The requirements to complete the minor balance the specific learning outcomes with flexibility and choice, with courses distributed across the participating colleges and disciplines, to ensure students can pragmatically complete the minor along with concurrently meeting major and distribution/elective requirements.

To Complete the Minor

  • Six courses are required in total
  • One course from the core statistics category.

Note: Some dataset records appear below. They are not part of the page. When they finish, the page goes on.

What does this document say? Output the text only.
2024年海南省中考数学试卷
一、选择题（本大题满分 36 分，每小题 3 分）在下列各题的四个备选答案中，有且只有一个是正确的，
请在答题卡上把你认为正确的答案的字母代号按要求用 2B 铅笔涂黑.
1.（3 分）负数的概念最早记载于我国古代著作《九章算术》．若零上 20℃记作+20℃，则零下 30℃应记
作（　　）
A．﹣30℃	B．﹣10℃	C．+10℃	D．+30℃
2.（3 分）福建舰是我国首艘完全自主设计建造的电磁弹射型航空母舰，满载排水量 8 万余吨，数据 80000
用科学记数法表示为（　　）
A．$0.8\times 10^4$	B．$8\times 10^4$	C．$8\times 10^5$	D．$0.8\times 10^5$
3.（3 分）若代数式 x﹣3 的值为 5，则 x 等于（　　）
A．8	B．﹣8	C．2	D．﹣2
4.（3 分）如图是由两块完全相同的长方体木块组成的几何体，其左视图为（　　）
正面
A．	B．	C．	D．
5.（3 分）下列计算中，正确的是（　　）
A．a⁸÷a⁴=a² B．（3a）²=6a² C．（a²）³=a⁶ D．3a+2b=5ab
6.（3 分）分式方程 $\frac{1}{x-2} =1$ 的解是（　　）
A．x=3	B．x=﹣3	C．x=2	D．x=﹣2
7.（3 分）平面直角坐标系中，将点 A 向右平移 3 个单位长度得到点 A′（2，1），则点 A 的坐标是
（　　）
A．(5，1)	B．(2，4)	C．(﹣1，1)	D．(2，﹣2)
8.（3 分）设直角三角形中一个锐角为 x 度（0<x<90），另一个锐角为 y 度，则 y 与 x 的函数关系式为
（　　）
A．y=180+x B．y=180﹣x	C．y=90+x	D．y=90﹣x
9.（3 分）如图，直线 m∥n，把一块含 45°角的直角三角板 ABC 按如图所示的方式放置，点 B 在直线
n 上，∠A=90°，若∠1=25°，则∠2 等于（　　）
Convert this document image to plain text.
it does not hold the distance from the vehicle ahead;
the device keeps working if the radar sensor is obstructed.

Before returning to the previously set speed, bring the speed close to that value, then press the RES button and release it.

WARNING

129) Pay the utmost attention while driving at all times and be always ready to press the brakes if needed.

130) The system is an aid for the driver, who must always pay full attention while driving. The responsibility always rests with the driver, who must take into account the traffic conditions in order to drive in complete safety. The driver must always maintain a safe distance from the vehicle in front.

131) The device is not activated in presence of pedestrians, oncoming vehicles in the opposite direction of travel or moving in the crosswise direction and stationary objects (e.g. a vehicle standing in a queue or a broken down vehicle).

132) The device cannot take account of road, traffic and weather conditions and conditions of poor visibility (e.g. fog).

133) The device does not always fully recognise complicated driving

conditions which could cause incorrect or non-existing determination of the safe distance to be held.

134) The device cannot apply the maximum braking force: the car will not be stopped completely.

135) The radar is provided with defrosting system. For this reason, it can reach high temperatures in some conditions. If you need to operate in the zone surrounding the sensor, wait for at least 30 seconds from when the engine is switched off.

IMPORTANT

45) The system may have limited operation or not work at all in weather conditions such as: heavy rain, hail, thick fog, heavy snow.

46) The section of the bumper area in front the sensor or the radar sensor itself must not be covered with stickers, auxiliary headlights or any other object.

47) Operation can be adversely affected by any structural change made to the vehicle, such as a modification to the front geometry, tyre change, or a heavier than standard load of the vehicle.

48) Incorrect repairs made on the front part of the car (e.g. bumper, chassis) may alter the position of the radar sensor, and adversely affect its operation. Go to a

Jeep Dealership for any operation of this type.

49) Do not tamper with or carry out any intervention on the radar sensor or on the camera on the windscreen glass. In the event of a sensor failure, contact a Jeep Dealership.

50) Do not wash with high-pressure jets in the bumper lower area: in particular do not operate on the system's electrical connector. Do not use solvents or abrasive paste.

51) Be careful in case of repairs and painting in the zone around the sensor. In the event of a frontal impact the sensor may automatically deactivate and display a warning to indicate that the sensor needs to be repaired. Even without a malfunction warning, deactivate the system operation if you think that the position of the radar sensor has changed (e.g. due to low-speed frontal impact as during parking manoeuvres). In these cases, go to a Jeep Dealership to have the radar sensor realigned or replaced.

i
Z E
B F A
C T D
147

These are restricted to those courses for which a calculus-based understanding of probability can provide understanding in concepts such as maximum likelihood estimation.
  • One course from the core computer programming category. This course might be either an introductory programming course or one of a select number of more advanced courses. 
  • Four courses from the courses listed under the following categories:
  1. Data Analysis
  2. Domain Expertise
  3. Big Data Ethics, Policy and Society
  4. Data Communication

For the four categories, at least one course should be from each of three different categories, while the fourth can come from any category.

Important Information about Major/Minor Overlaps:

  1. Students may count a maximum of two courses toward both the Data Science minor and their own major’s core requirements, though they may count other courses they take for the minor toward their major’s elective requirements, provided their department approves.

       a. CS MAJORS:

i. You may count a maximum of two courses toward both the Data Science Minor and your CS core courses, CS electives, and/or CS practicum requirements for the CS major.

ii. You may, however, count other courses you take for the Data Science Minor toward your CS technical electives, external specialization, major-approved and/or advisor-approved elective coursework, but only if those courses meet the requirements for that category of elective.

   2. Students who are majoring in a subject that requires an introductory programming course (such as CS 1110), must satisfy the “Core Computing” requirement with a more advanced programming course.

Given the overlap of INFO courses in the Data Science Minor and the Data Science Concentration in the Information Science Minor, students cannot declare both.

Data Science Minor Courses by Category 

Core Statistics | Core Computing | Data Analysis | Big Data Ethics, Policy & Society | Data Communication | Domain Expertise

Core Statistics

Please note that STSCI/ILRST 2100, AEM 2100, PUBPOL 2100/2101, and STSCI 2150 do not count towards this requirement, as the classes on the approved list have a semester of calculus as a prerequisite. Since some other introductory classes listed below may a forbidden overlap with these courses, if you have already taken STSCI/ILRST 2100, AEM 2100, PUBPOL 2100/2101, and STSCI 2150, you could also take one of the listed probability courses for this category.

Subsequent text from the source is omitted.